Maurice Kelly

Head Of Engineering at Novastone

County Down

Co. Down

One-On-One with Maurice

Could you tell us a bit more about yourself, your job and how long you’ve lived in County Down?

I’m a software engineer and engineering manager who has been working in the software industry for the last 20 years. I studied electrical engineering, but rediscovered my love for programming when taking software courses at university. I’ve worked in mobile telecoms, iOS app development, cyber security, and tech book writing. I am currently the head of engineering for a startup. I still program regularly but usually in my spare time and focus on engineering management during the day. I’ve worked in companies based in Belfast for most of my career, but have lived in Dromara in County Down for the last 11 years.

What attracted you to living and working in Down ?

I live in mid-Down, which is convenient for access to the technology job market that exists in Belfast. I wanted to move out of Belfast but keep close enough to be able to commute, while also living within a similar distance to mine and my wife’s family. The main attraction to where we live was to satisfy our desire to be in the countryside and enjoy a more peaceful and slower-paced environment.

Can you walk us through a day in the life of living in Co. Down ?

Life has changed dramatically since the pandemic, and very much for the better. In the past I would be leaving the house at 6:30am in order to get to the office early; this would allow me to avoid traffic and leave the office by 4pm and get home again to spend time with my family.

Now, I get to spend the mornings with my kids before bringing them to primary school in the local town.
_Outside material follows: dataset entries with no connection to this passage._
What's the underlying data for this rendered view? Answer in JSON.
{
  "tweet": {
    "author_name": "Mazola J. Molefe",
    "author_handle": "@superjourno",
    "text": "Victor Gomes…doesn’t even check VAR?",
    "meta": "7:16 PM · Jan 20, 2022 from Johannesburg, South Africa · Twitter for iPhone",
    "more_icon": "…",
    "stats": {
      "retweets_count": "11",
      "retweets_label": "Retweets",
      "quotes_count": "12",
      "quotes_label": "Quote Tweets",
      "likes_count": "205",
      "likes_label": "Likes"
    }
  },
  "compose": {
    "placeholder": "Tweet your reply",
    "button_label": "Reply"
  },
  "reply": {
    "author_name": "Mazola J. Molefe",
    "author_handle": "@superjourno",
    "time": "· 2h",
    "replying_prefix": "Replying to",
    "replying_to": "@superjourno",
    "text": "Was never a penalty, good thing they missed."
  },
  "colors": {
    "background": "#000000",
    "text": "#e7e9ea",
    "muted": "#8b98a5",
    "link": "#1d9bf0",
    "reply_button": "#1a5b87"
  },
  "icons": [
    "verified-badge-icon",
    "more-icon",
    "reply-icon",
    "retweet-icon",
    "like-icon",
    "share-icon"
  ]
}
I get home a little after 9 and can get started on the work day. We will often go for a walk during the day, usually in the early evening, though sometimes it can be nicer to spend the evenings in front of a log fire. Regardless of the time of year the house is often surrounded by cattle so it can sound very idyllic with the windows open. Occasionally we will have a “down tools” moment if we have visitors like squirrels, rabbits, or foxes to the garden. It’s a nice interruption to the work day.

How would you describe transport within Down ? Is it easy to get around ?
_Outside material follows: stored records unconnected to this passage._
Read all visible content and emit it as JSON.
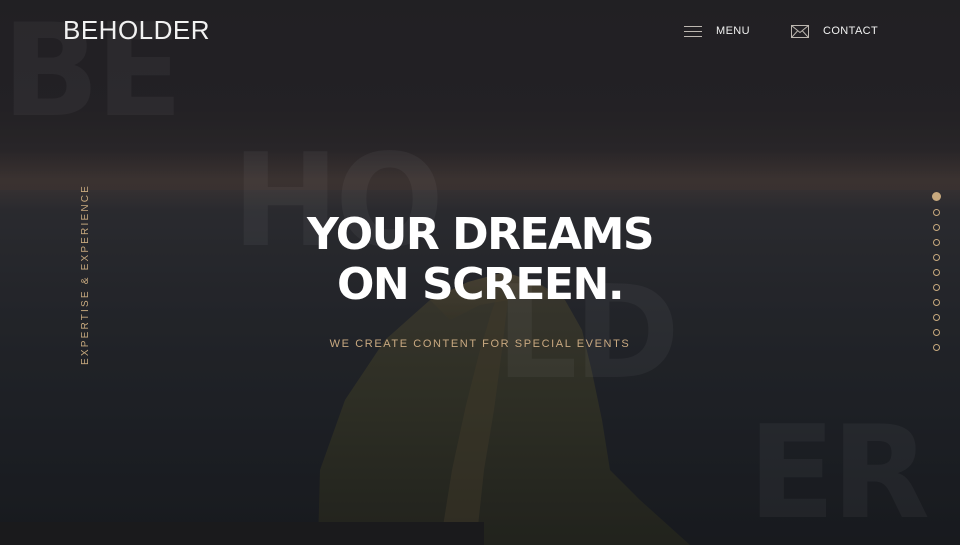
{
  "brand": {
    "logo_text": "BEHOLDER"
  },
  "background_letters": {
    "be": "BE",
    "ho": "HO",
    "ld": "LD",
    "er": "ER"
  },
  "nav": {
    "menu_label": "MENU",
    "menu_icon": "hamburger-icon",
    "contact_label": "CONTACT",
    "contact_icon": "envelope-icon"
  },
  "side": {
    "vertical_text": "EXPERTISE & EXPERIENCE"
  },
  "hero": {
    "title_line1": "YOUR DREAMS",
    "title_line2": "ON SCREEN.",
    "subtitle": "WE CREATE CONTENT FOR SPECIAL EVENTS"
  },
  "slider": {
    "total_slides": 11,
    "active_index": 0
  },
  "colors": {
    "accent": "#c7a97e",
    "text": "#ffffff",
    "background": "#1b1a1c"
  }
}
It is very easy to get around County Down if you own a car. Otherwise, you need to rely on being close to major bus routes which connect the towns and have a decreasing number of rural stops. For my commute I would drive to a park and ride service just outside Belfast where I can park for free and take a bus into the city centre where many of the tech jobs are located.
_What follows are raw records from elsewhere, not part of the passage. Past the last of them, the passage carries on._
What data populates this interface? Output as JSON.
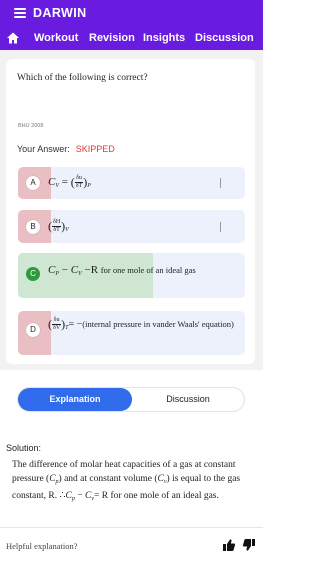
{
  "app": {
    "title": "DARWIN"
  },
  "nav": {
    "items": [
      "Workout",
      "Revision",
      "Insights",
      "Discussion"
    ]
  },
  "question": {
    "text": "Which of the following is correct?",
    "source": "BHU 2008",
    "your_answer_label": "Your Answer:",
    "your_answer_status": "SKIPPED"
  },
  "options": [
    {
      "letter": "A",
      "lhs": "C",
      "lhs_sub": "V",
      "num": "δu",
      "den": "δT",
      "outer_sub": "P",
      "state": "wrong"
    },
    {
      "letter": "B",
      "num": "δH",
      "den": "δT",
      "outer_sub": "V",
      "state": "wrong"
    },
    {
      "letter": "C",
      "formula": "C",
      "note": "for one mole of an ideal gas",
      "state": "correct"
    },
    {
      "letter": "D",
      "num": "δu",
      "den": "δV",
      "outer_sub": "T",
      "note": "(internal pressure in vander Waals' equation)",
      "state": "wrong"
    }
  ],
  "tabs": {
    "explanation": "Explanation",
    "discussion": "Discussion"
  },
  "solution": {
    "label": "Solution:",
    "text_1": "The difference of molar heat capacities of a gas at constant pressure",
    "text_2": "and at constant volume",
    "text_3": "is equal to the gas constant, R.",
    "text_4": "R for one mole of an ideal gas."
  },
  "feedback": {
    "label": "Helpful explanation?"
  },
  "colors": {
    "brand": "#6a1be0",
    "accent": "#2f6bea",
    "correct": "#2f9a3d",
    "skipped": "#e53935"
  }
}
How fast/reliable is your home internet connection ?

Our home internet connection has been very good for the last 5 years, since an improvement was made to bring a fibre cabinet closer to the house. Before that, we had a maximum of 5Mbps, but we’re now able to get around 65Mbps and it is pretty reliable. This has made a huge change to our ability to work from home, and we’re investigating the possibility of fibre to the premises as well.

Can you tell us about some of your favourite locations or attractions within Down ?

County Down is full of natural beauty and is great for people who like to get back to nature. The Mournes Area of Outstanding Natural Beauty (AONB) is in the south of the county, and the county borders the Irish Sea and Belfast Lough on a number of sides so there are numerous beaches to visit. Strangford Lough carves out a large portion of the middle of the county and is another AONB. There are also lots of rural pubs and restaurants that serve some amazing food.

What advice do you have for individuals or families interested in relocating to Down ?

North and Mid-Down are very good locations to live if you need to commute to Belfast. South Down is a good location if you need to work in or around Newry. It offers a great combination of rural living in close proximity to the facilities in urban areas and is in good proximity to the cities of Belfast, Lisburn, and Newry. If you are moving to a rural location it is worth checking on broadband speeds that are available to you. As of 2021 there is an active government project (Project Stratum) that is attempting to bring a minimum of 30Mbps to every rural home, but it isn’t completed yet and there still may be some locations that cannot be served by it.

Thank you very much Maurice for taking the time to talk with us and thank you for representing Co. Down as a Rural Ireland Tech Advocate.